Suite à la communautarisation, de légères différences sont apparues là aussi. Ainsi, en région wallonne, on a supprimé le poste du psychiatre et renforcé la fonction d’assistante sociale en diminuant la fonction secrétariat.
Une difficulté de ce secteur est effectivement son peu de poids en terme de nombre de personnes prises en charge, par rapport à l’importance des prises en charge de type collectif (homes et structures d’hébergement pour handicapés). La législation du placement familial a d’ailleurs été greffée sur celle des homes, non seulement en termes de parts contributives, mais également en termes de normes générales de fonctionnement (officiellement, les services de placement familial sont tenus de respecter les mêmes normes d’hygiène et de salubrité de logement que celles des homes ; idem pour les normes de sécurité en termes d’incendie...).
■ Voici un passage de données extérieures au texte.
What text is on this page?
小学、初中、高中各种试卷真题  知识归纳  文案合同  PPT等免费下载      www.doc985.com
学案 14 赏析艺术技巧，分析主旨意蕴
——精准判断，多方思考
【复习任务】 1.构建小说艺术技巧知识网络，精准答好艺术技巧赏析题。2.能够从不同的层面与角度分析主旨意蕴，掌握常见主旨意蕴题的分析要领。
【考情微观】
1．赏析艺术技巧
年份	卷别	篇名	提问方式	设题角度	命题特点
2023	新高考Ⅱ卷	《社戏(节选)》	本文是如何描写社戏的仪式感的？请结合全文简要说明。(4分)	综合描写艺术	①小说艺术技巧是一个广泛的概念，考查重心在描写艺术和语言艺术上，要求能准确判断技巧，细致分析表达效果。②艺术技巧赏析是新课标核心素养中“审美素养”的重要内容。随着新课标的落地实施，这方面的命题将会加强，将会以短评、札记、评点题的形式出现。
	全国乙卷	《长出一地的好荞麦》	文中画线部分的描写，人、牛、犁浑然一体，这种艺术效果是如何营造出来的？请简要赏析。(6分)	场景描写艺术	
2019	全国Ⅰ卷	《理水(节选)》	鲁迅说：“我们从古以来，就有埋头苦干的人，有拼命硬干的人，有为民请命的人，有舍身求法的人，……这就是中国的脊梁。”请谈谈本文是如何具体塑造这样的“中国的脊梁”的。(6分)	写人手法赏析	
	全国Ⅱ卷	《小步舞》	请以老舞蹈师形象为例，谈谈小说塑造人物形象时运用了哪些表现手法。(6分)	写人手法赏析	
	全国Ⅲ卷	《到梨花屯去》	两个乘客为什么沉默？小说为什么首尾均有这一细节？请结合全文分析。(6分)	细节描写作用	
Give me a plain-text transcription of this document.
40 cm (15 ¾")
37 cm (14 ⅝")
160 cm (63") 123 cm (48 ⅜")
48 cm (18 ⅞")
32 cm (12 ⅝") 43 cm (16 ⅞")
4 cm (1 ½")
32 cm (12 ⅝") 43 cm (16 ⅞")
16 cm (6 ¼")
Le placement familial reste quelque chose d’hybride en termes de législation, et donc également en termes de pratiques de travail de la part des services.
Cependant, un avantage de cette législation lacunaire est la grande autonomie de fonctionnement des équipes psychosociales qui élaborent elles-mêmes (au prix d’incessants tâtonnements...) leurs normes de fonctionnement : modalités de recrutement des familles d’accueil, normes d’agrément de ces familles d’accueil, modalités de guidance, conditions minimales de maintien, modalités de fin d’accueil, nombre de personnes accueillies par famille... Cette grande autonomie est aussi un risque de pratiques minimalistes, voire de dérives. Mais il nous semble que ce n’est pas le cas actuellement, grâce au rôle de partage d’informations et de rencontres entre services qu’assurent actuellement deux fédérations, le GREPFA et son homologue flamand.
A côté de l’accueil familial pour handicapés, on peut citer pour mémoire l’accueil familial pour personnes âgées (une expérience a échoué à Anvers en 1993-94 ; un autre projet vivote à Namur) et l’accueil familial pour toxicomanes sevrés (un service pilote a commencé à Bruxelles depuis trois ans environ). Dans ces deux domaines, il n’existe pas de législation. Dans ce contexte, il y a peu d’espoir de voir prochainement se développer en Belgique ces formes alternatives de prises en charge.